Crise na bolsa americana só afeta Brasil se houver problema de crédito
PUBLICAÇÃO
sexta-feira, 21 de abril de 2000
Por Soraya de Alencar 
Brasília, 22 (AE) - O Brasil só será afetado pela crise da bolsa dos Estados Unidos se a situação se agravar a ponto de provocar problemas de crédito, acredita o diretor de Política Monetária do Banco Central (BC), Luiz Fernando Figueiredo. Ou seja, caso instituições financeiras americanas tenham problemas em consequência das turbulências no mercado de ações.
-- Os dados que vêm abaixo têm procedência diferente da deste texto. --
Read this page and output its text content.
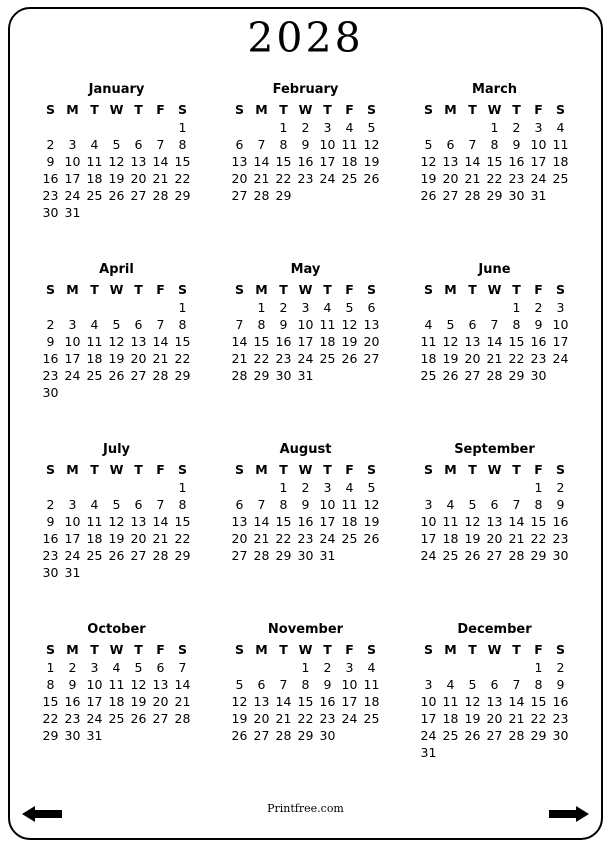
2028
January
S	M	T	W	T	F	S
						1
2	3	4	5	6	7	8
9	10	11	12	13	14	15
16	17	18	19	20	21	22
23	24	25	26	27	28	29
30	31					
February
S	M	T	W	T	F	S
		1	2	3	4	5
6	7	8	9	10	11	12
13	14	15	16	17	18	19
20	21	22	23	24	25	26
27	28	29				
March
S	M	T	W	T	F	S
			1	2	3	4
5	6	7	8	9	10	11
12	13	14	15	16	17	18
19	20	21	22	23	24	25
26	27	28	29	30	31	
April
S	M	T	W	T	F	S
						1
2	3	4	5	6	7	8
9	10	11	12	13	14	15
16	17	18	19	20	21	22
23	24	25	26	27	28	29
30						
May
S	M	T	W	T	F	S
	1	2	3	4	5	6
7	8	9	10	11	12	13
14	15	16	17	18	19	20
21	22	23	24	25	26	27
28	29	30	31			
June
S	M	T	W	T	F	S
				1	2	3
4	5	6	7	8	9	10
11	12	13	14	15	16	17
18	19	20	21	22	23	24
25	26	27	28	29	30	
July
S	M	T	W	T	F	S
						1
2	3	4	5	6	7	8
9	10	11	12	13	14	15
16	17	18	19	20	21	22
23	24	25	26	27	28	29
30	31					
August
S	M	T	W	T	F	S
		1	2	3	4	5
6	7	8	9	10	11	12
13	14	15	16	17	18	19
20	21	22	23	24	25	26
27	28	29	30	31		
September
S	M	T	W	T	F	S
					1	2
3	4	5	6	7	8	9
10	11	12	13	14	15	16
17	18	19	20	21	22	23
24	25	26	27	28	29	30
October
S	M	T	W	T	F	S
1	2	3	4	5	6	7
8	9	10	11	12	13	14
15	16	17	18	19	20	21
22	23	24	25	26	27	28
29	30	31				
November
S	M	T	W	T	F	S
			1	2	3	4
5	6	7	8	9	10	11
12	13	14	15	16	17	18
19	20	21	22	23	24	25
26	27	28	29	30		
December
S	M	T	W	T	F	S
					1	2
3	4	5	6	7	8	9
10	11	12	13	14	15	16
17	18	19	20	21	22	23
24	25	26	27	28	29	30
31						
Printfree.com
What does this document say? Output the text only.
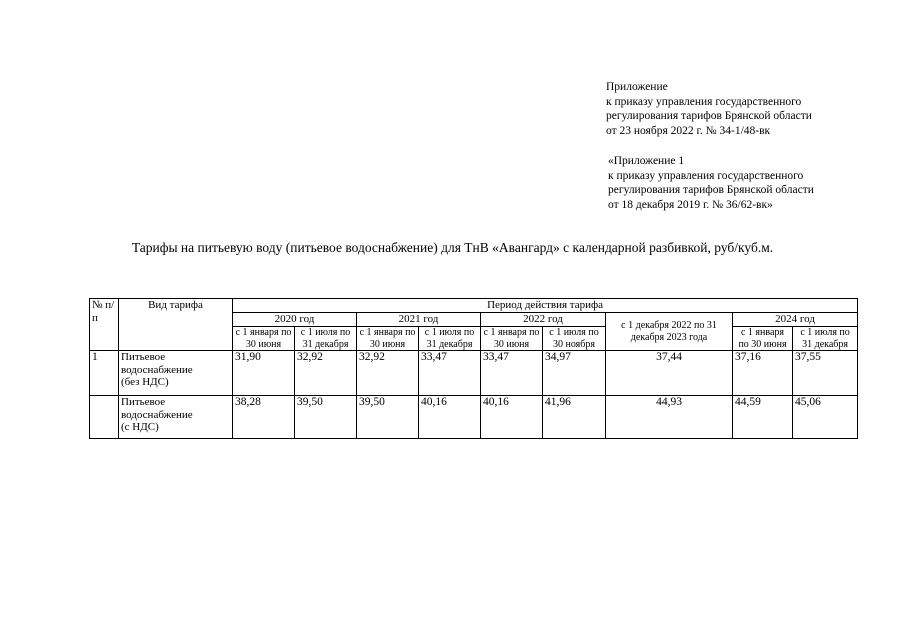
Приложение
к приказу управления государственного
регулирования тарифов Брянской области
от 23 ноября 2022 г. № 34-1/48-вк
«Приложение 1
к приказу управления государственного
регулирования тарифов Брянской области
от 18 декабря 2019 г. № 36/62-вк»
Тарифы на питьевую воду (питьевое водоснабжение) для ТнВ «Авангард» с календарной разбивкой, руб/куб.м.
№ п/п	Вид тарифа	Период действия тарифа								
		2020 год		2021 год		2022 год		с 1 декабря 2022 по 31 декабря 2023 года	2024 год	
		с 1 января по 30 июня	с 1 июля по 31 декабря	с 1 января по 30 июня	с 1 июля по 31 декабря	с 1 января по 30 июня	с 1 июля по 30 ноября		с 1 января по 30 июня	с 1 июля по 31 декабря
1	Питьевое
водоснабжение
(без НДС)	31,90	32,92	32,92	33,47	33,47	34,97	37,44	37,16	37,55

	Питьевое
водоснабжение
(с НДС)	38,28	39,50	39,50	40,16	40,16	41,96	44,93	44,59	45,06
Em sua avaliação, hoje o Brasil depende mais do crescimento mundial do que dos capitais de curto prazo. O diretor do BC lembra que uma quebradeira das instituições seria fruto de um ajuste brusco da economia dos Estados Unidos, que tem crescido de forma não sustentável, na opinião de alguns analistas.
Figueiredo ressalta que a economia americana tem registrado um ritmo de crescimento muito forte nos últimos anos. No semestre passado, o aumento foi equivalente a 6% ao ano e, acredita ele, não seria razoável pensar que os EUA poderiam continuar neste ritmo.
"O Fed (Federal Reserve, banco central dos Estados Unidos) tem aumentado os juros, mas a resposta tem sido inexistente", avalia Figueiredo. Segundo ele, o que o Fed espera não está acontecendo ainda. "Mais de 50% da população americana investe em ações, que subiram muito", disse. "A oscilação das bolsas foi o primeiro sinal que esta confiança da população pode diminuir, o que é positivo."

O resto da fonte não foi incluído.